Criticizing past U.S. policy at a campaign rally is one thing. The commander in chief telling U.S. soldiers in a war zone that he has lost faith in their generals, and is therefore changing their mission, is another. Trump's Iraq trip moved U.S. foreign policy one big step in Paul's direction.
Officials told me that, throughout the national security bureaucracy, everyone is aware that Paul's voice is one to which the president is paying increasing attention. The existing concern over Paul's influence on Russia policy has now boiled over with respect to Syria.
Of course, there's nothing wrong with a senator advising the president on foreign policy. Hawks such as Sen. Tom Cotton, R-Ark., and Lindsey Graham, R-S.C., do it all the time. But the Trump-Paul bromance is troubling because Trump may be taking Paul's word over that of his own advisers. Moreover, Paul has a history of pushing false claims and theories, especially with regard to the Middle East.
Paul regularly says the GOP hawks "created" the Islamic State. In 2015, he apologized for repeating a debunked claim that Sen. John McCain, R-Ariz., had met with Islamic State members in Syria. Paul has said the United States could become the "air force for al-Qaida" in Syria, misrepresenting the cooperation between U.S. and local Syrian forces against the Islamic State.

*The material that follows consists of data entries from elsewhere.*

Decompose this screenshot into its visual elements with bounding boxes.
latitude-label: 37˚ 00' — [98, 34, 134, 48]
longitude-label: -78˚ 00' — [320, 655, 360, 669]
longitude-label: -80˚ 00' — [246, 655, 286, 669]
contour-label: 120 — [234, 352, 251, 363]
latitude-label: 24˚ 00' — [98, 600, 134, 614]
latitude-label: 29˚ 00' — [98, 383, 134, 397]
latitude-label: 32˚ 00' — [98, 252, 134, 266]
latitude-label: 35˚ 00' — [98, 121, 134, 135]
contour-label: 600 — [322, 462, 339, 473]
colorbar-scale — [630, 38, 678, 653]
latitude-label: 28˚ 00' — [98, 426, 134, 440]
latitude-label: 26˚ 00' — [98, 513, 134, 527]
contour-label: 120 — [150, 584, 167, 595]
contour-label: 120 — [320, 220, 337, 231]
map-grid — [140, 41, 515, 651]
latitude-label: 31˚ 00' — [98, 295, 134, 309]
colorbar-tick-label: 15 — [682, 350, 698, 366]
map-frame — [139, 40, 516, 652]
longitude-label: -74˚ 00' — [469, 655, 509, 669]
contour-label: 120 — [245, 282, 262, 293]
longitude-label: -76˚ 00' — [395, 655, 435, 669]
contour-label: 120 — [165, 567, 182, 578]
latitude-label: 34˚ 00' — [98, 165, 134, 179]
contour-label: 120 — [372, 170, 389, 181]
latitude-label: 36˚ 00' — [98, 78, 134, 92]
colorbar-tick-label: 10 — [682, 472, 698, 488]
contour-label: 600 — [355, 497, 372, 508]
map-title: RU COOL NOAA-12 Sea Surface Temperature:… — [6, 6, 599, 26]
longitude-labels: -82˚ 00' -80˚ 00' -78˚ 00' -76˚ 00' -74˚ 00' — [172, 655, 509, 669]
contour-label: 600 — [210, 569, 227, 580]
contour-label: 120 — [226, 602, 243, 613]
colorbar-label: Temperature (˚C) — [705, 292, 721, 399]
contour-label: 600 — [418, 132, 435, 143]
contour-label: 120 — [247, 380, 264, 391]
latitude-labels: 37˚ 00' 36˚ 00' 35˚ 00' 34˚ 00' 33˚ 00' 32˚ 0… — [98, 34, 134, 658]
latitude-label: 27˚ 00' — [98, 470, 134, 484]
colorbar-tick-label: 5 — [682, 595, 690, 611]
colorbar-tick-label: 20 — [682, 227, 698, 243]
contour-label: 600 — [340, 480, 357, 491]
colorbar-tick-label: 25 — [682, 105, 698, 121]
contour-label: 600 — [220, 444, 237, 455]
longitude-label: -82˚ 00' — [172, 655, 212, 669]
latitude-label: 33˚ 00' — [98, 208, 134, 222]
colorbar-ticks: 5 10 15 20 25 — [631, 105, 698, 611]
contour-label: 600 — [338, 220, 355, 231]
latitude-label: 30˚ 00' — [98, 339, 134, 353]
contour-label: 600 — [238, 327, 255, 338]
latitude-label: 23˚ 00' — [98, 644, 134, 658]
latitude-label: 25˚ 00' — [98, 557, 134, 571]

He doubts U.S. intelligence assessments that Bashar al-Assad gassed his own people.
To paraphrase Daniel Patrick Moynihan, Paul is entitled to his own opinions but not his own facts. If a senator the president trusts is feeding him bad information, that's a huge problem.
Fans of the president's Syria policy will argue that Trump and Paul are simply responding to the American people's war weariness after two decades of failed U.S. interventions in the Middle East. But the implications of Trump following Paul on foreign policy extend beyond Syria.
Trump has already decided to slash the U.S. troop presence in Afghanistan, which Paul has long pushed. Is South Korea next? Trump often says he wants to bring U.S. troops there home, too. Paul's idea is to swap out U.S. soldiers with Chinese troops, which would be a huge blow to U.S. leadership in Asia.
Walter Russell Mead wrote this week that Trump is choosing a Jeffersonian foreign policy (Paul) over a Jacksonian foreign policy (Cotton). But that ascribes too much consistency to Trump's decision-making. The foreign policy Trump touted during his campaign contained elements of both isolationism and internationalism, and he has shown he is capable of both.
In the run-up to 2020, Trump should realize that most Republicans - and most Americans - favor a robust U.S. foreign policy. Most voters recognize that worldwide threats to our country are growing and believe now is a time for American leadership, not American retreat.
In his resignation letter, Defense Secretary Jim Mattis suggested that Trump doesn't believe in traditional American foreign policy values and therefore should surround himself with advisers who share that view. In fact, Trump has often sought out a diversity of opinions. What he needs are experienced professionals with good information whom he actually trusts.
Trump's worldview is not predetermined. He's not a neocon or a hawk or a realist. Right now, he is listening to Paul because Paul is telling him what he wants to hear.
Hopefully, Trump will soon realize that adopting Paul's vision for the future of U.S. foreign policy is not only dangerous for our national security but bad politics, as well.